There was no application for bail and defence lawyer Mr Roy James said his client denied any involvement in the abduction or murder of the children. She is charged that, between the August 9th and August 18th, 2002, she did a series of acts which had a tendency to pervert the course of public justice by giving false information to police officers involved in a criminal investigation.

Cambridgeshire police were only yesterday able to say for certain the two bodies found at Lakenheath, about 15 miles away, last Saturday were those of Holly and Jessica. The statement from police yesterday said: "The area where the bodies were found continues to remain cordoned off.

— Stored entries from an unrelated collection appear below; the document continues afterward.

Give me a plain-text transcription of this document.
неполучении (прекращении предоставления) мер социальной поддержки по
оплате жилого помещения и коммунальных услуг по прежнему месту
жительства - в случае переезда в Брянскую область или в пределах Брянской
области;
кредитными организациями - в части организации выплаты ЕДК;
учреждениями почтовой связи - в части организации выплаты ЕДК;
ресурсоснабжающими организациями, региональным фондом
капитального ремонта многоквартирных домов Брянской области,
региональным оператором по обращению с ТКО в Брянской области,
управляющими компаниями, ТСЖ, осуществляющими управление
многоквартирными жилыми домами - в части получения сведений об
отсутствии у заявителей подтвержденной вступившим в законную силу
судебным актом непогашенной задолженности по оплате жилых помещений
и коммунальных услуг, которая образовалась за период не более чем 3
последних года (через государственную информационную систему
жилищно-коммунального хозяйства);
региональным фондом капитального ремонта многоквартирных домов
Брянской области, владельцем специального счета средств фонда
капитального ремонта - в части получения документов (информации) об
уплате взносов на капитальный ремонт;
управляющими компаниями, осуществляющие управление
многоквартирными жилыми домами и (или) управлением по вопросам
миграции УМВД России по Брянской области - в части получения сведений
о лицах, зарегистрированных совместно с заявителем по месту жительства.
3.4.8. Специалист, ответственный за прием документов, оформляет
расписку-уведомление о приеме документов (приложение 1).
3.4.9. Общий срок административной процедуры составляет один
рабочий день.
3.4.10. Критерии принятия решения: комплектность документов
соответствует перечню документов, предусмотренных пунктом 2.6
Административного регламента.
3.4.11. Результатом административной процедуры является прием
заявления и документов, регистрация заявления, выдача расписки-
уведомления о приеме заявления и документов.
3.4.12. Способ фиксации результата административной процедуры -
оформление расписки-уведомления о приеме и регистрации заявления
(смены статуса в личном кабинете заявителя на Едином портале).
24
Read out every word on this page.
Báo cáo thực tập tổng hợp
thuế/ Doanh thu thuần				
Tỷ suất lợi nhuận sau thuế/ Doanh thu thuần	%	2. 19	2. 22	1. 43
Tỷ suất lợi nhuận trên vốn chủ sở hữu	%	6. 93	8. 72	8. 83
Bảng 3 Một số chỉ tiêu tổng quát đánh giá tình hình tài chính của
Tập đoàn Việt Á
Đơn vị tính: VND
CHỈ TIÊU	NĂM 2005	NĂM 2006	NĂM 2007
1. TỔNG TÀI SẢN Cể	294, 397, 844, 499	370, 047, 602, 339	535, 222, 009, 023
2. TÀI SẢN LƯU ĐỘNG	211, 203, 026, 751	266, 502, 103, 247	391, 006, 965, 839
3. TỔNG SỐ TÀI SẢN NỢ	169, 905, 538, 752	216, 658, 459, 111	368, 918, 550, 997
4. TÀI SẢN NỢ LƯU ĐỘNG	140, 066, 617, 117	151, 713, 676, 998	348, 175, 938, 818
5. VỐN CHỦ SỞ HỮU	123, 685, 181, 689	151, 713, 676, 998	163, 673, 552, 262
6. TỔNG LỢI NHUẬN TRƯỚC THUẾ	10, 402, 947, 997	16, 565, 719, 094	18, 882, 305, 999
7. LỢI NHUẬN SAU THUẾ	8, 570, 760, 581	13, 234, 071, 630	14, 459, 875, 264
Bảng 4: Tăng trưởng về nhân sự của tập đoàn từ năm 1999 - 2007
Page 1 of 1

"Police will say nothing more about the state in which the bodies were found at the scene other than that they were decomposed. All other details are important evidentially and will not be disclosed by the police," it said.

Meanwhile, a director at the psychiatric hospital where Mr Huntley is being held under the Mental Health Act has dismissed suggestions that patients in the unit live in luxury that is akin to being on holiday.

Dr Mike Harris, forensic services director at Rampton High Security Hospital in Nottinghamshire, said yesterday that patients had virtually no freedom.

"If any members of the public feel they would like to spend some time in Rampton I'm sure they would find it very far from like a holiday camp," he said.

"Apart from the fact that you are locked inside the very secure perimeter, you are locked inside your ward, so you have virtually no freedom. If you go anywhere you are escorted by staff. You are on a ward with a significant number of other people who have histories of dangerousness so you at risk from other patients on the ward yourself," he said.

Dr Harris said new admissions were observed closely before they were allowed mix with other patients. "They are watched 24 hours a day," he said.

He added that the length it took to assess patients varied. Mr Huntley has been admitted for an initial assessment period of 28 days.

"For a patient to come to a high security hospital they are usually more disturbed or have more serious problems or represent a greater risk to the public and the assessment period normally takes longer than that, but not always, sometimes things are clear within the 28 days," Dr Harris said.

As the debate in Britain raged about whether Mr Huntley would be detained indefinitely under the Mental Health Act and never stand trial, Dr Harris stressed his staff were "pretty good" at spotting people trying to feign mental illness.

"I wouldn't for a moment suggest that we can spot it in 100 per cent of cases but I don't think we are bad. I think if you back to one or two cases where the courts took a view that the wool was being pulled over the eyes of the psychiatrists I think history would say that virtually all of them ended up in secure institutions moving from the prisons to hospital some months later."